Sawahlunto(SUMBAR).GP- Bahasa jurnalistik masih menjadi kendala terberat bagi Peningkatan kualitas karya jurnalistik di media cetak dan online, khususnya kendala dalam penyajiannya. Utamanya, kendala yang sering kita jumpai, dalam pemakaian atau penggunaan Bahasa Indonesia Jurnalistik.
Padahal kita ketahui, ibarat alat utama sistem persenjataan (alutsista) TNI, bahasa jurnalistik adalah “alutsista” jurnalis. Karena itu, mutunya menunjukkan kualitas karya jurnalistik, sekaligus “kelas” jurnalisnya.
Kendala berikutnya adalah, kelayakan berita. Terutama dalam bentuk berita langsung atau berita lurus, lazim disebut straight news.
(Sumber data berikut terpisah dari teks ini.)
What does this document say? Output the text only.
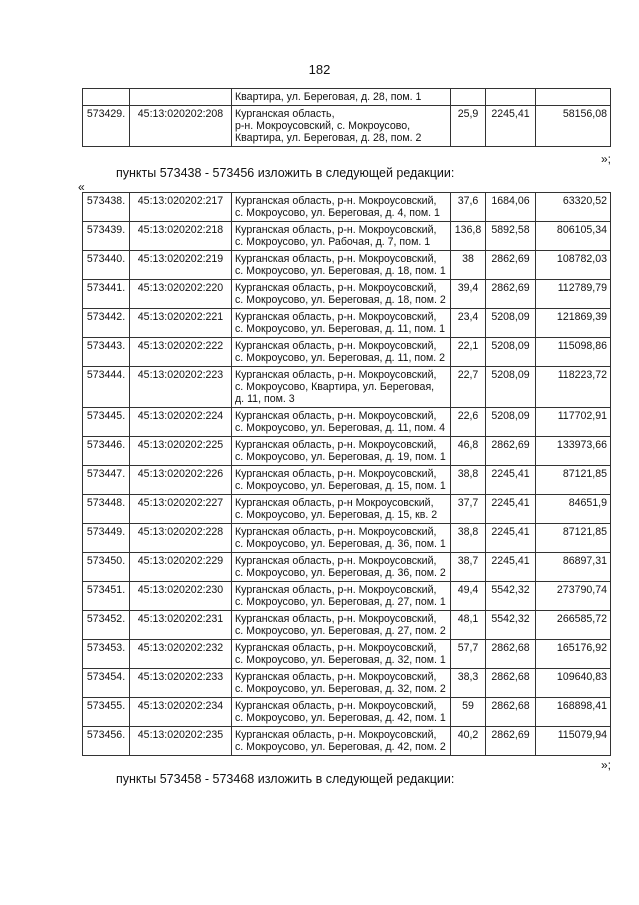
182

		Квартира, ул. Береговая, д. 28, пом. 1			

573429.	45:13:020202:208	Курганская область,
р-н. Мокроусовский, с. Мокроусово,
Квартира, ул. Береговая, д. 28, пом. 2	25,9	2245,41	58156,08
»;
пункты 573438 - 573456 изложить в следующей редакции:
«
573438.	45:13:020202:217	Курганская область, р-н. Мокроусовский,
с. Мокроусово, ул. Береговая, д. 4, пом. 1	37,6	1684,06	63320,52
573439.	45:13:020202:218	Курганская область, р-н. Мокроусовский,
с. Мокроусово, ул. Рабочая, д. 7, пом. 1	136,8	5892,58	806105,34
573440.	45:13:020202:219	Курганская область, р-н. Мокроусовский,
с. Мокроусово, ул. Береговая, д. 18, пом. 1	38	2862,69	108782,03
573441.	45:13:020202:220	Курганская область, р-н. Мокроусовский,
с. Мокроусово, ул. Береговая, д. 18, пом. 2	39,4	2862,69	112789,79
573442.	45:13:020202:221	Курганская область, р-н. Мокроусовский,
с. Мокроусово, ул. Береговая, д. 11, пом. 1	23,4	5208,09	121869,39
573443.	45:13:020202:222	Курганская область, р-н. Мокроусовский,
с. Мокроусово, ул. Береговая, д. 11, пом. 2	22,1	5208,09	115098,86
573444.	45:13:020202:223	Курганская область, р-н. Мокроусовский,
с. Мокроусово, Квартира, ул. Береговая,
д. 11, пом. 3	22,7	5208,09	118223,72
573445.	45:13:020202:224	Курганская область, р-н. Мокроусовский,
с. Мокроусово, ул. Береговая, д. 11, пом. 4	22,6	5208,09	117702,91
573446.	45:13:020202:225	Курганская область, р-н. Мокроусовский,
с. Мокроусово, ул. Береговая, д. 19, пом. 1	46,8	2862,69	133973,66
573447.	45:13:020202:226	Курганская область, р-н. Мокроусовский,
с. Мокроусово, ул. Береговая, д. 15, пом. 1	38,8	2245,41	87121,85
573448.	45:13:020202:227	Курганская область, р-н Мокроусовский,
с. Мокроусово, ул. Береговая, д. 15, кв. 2	37,7	2245,41	84651,9
573449.	45:13:020202:228	Курганская область, р-н. Мокроусовский,
с. Мокроусово, ул. Береговая, д. 36, пом. 1	38,8	2245,41	87121,85
573450.	45:13:020202:229	Курганская область, р-н. Мокроусовский,
с. Мокроусово, ул. Береговая, д. 36, пом. 2	38,7	2245,41	86897,31
573451.	45:13:020202:230	Курганская область, р-н. Мокроусовский,
с. Мокроусово, ул. Береговая, д. 27, пом. 1	49,4	5542,32	273790,74
573452.	45:13:020202:231	Курганская область, р-н. Мокроусовский,
с. Мокроусово, ул. Береговая, д. 27, пом. 2	48,1	5542,32	266585,72
573453.	45:13:020202:232	Курганская область, р-н. Мокроусовский,
с. Мокроусово, ул. Береговая, д. 32, пом. 1	57,7	2862,68	165176,92
573454.	45:13:020202:233	Курганская область, р-н. Мокроусовский,
с. Мокроусово, ул. Береговая, д. 32, пом. 2	38,3	2862,68	109640,83
573455.	45:13:020202:234	Курганская область, р-н. Мокроусовский,
с. Мокроусово, ул. Береговая, д. 42, пом. 1	59	2862,68	168898,41
573456.	45:13:020202:235	Курганская область, р-н. Мокроусовский,
с. Мокроусово, ул. Береговая, д. 42, пом. 2	40,2	2862,69	115079,94
»;
пункты 573458 - 573468 изложить в следующей редакции:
Contoh, lomba balap karung antar-RT tak layak dijadikan berita. Bobot nilai berita dari aspek manfaat warta, bagi khalayak komunikan media (pembaca) sangat kurang, bahkan nihil.
Pemahaman terhadap hukum positif (undang-undang) dalam karya jurnalistik juga masih perlu perhatian serius dari kita. Karena masih ada kesan, turut serta “mengadili” lewat pemberitaan (trial by the press). Bahaya bagi jurnalis dan medianya, bila karya jurnalistik dimaksud memenuhi unsur-unsur pasal suatu delik (tindak pidana).
Etika-Estetika
Bahasa jurnalistik adalah bahasa Indonesia yang digunakan pewarta (jurnalis, wartawan) dalam menyusun naskah berita berciri khas bahasa media massa. Ciri khas dimaksud: (1) singkat, (2) lugas, (3) logis, (4) taat asas kata baku, (5) mudah dicerna dan dipahami, (6) enak dibaca.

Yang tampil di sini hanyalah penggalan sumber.